Request Body (multipart/form-data):
- access_role
(form field): Target access role for the document
- file
(file): Document file to upload
Response:
{
"message": "File uploaded successfully",
"file_name": "example.pdf",
"additional_info": {
"bucket_name": "bucket-role1",
"object_key": "example.pdf",
"normalized_filename": "example.pdf",
"size": 12345
}
}
4. Update Document¶
PUT /documents/{document_id}
Updates an existing document by uploading a new version to S3.
Parameters:
- document_id
(path): ID of the document to update
Request Body (multipart/form-data):
- access_role
(form field): Access role context for the operation
- file
(file): New document file content
Response:
{
"message": "Document updated successfully",
"document_id": "1",
"file_name": "example.pdf",
"additional_info": {
"original_filename": "example_updated.pdf",
"size": 13456
}
}
5. Delete Document¶
DELETE /documents/{document_id}
Deletes a document from both S3 and the database.
Parameters:
- document_id
(path): ID of the document to delete
Request Body:
{
"access_role": "ROLE1"
}
Response:
{
"message": "Document deleted successfully",
"document_id": "1",
"file_name": "example.pdf"
}
Access Control¶
- Users can only access documents that have at least one access role in common with their assigned roles
- For upload operations, users must have the specific access role they're uploading to
- For update/delete operations, users must have the specific access role and the document must be assigned to that role
- All operations validate user permissions before proceeding
File Processing¶
- Uploaded files are automatically normalized (special characters, umlauts, spaces converted to underscores)

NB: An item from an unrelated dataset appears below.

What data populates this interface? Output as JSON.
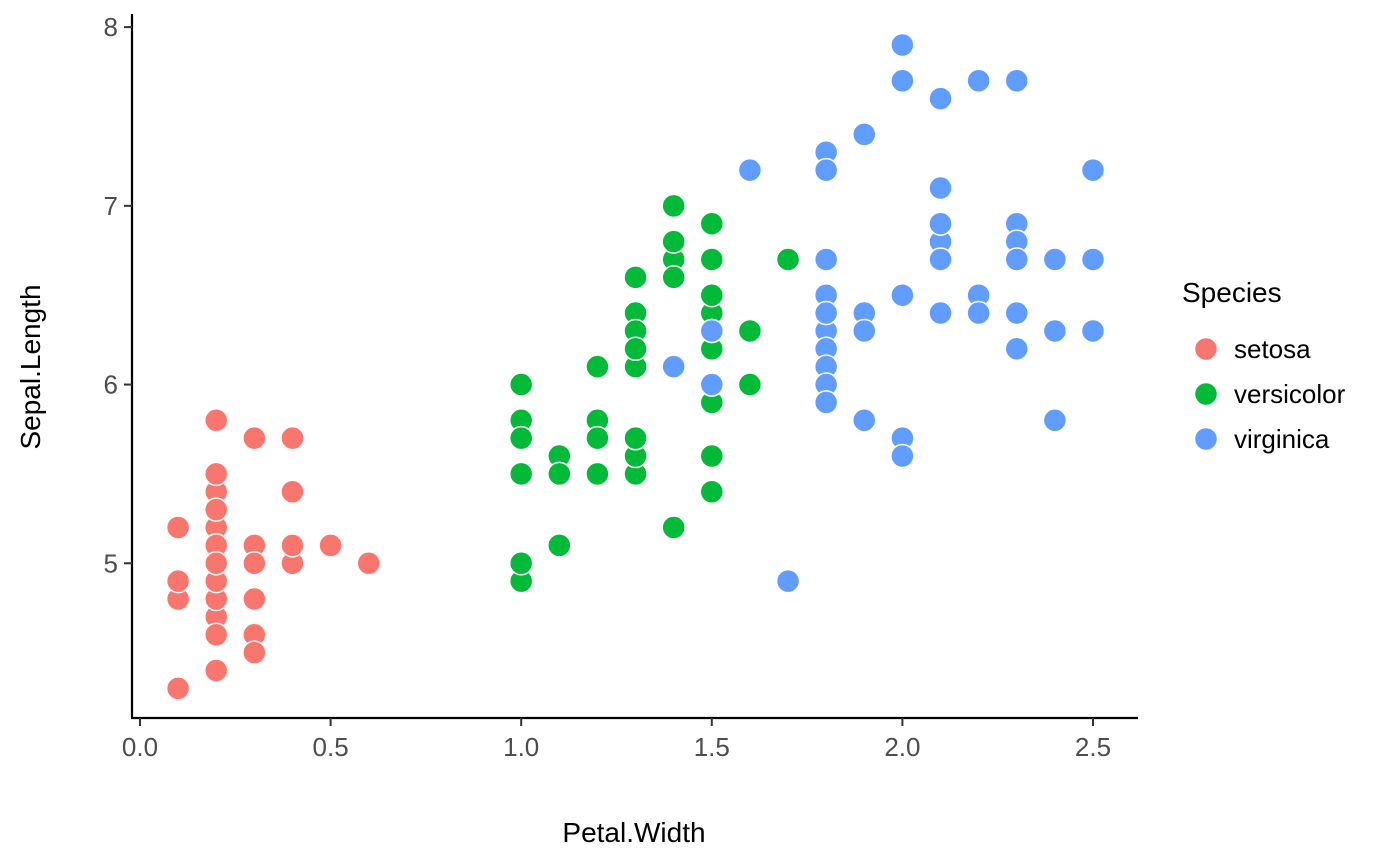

- Files are stored in S3 buckets specific to each access role (format:
{bucket_prefix}-{role}
) - The document ingestion service will automatically process uploaded files for search indexing
- Updated documents will be reprocessed by the ingestion service when detected
Error Responses¶
400 Bad Request
: Invalid request parameters or missing file401 Unauthorized
: Authentication required or invalid token403 Forbidden
: Access denied to specified role or document404 Not Found
: Document not found500 Internal Server Error
: Server-side processing error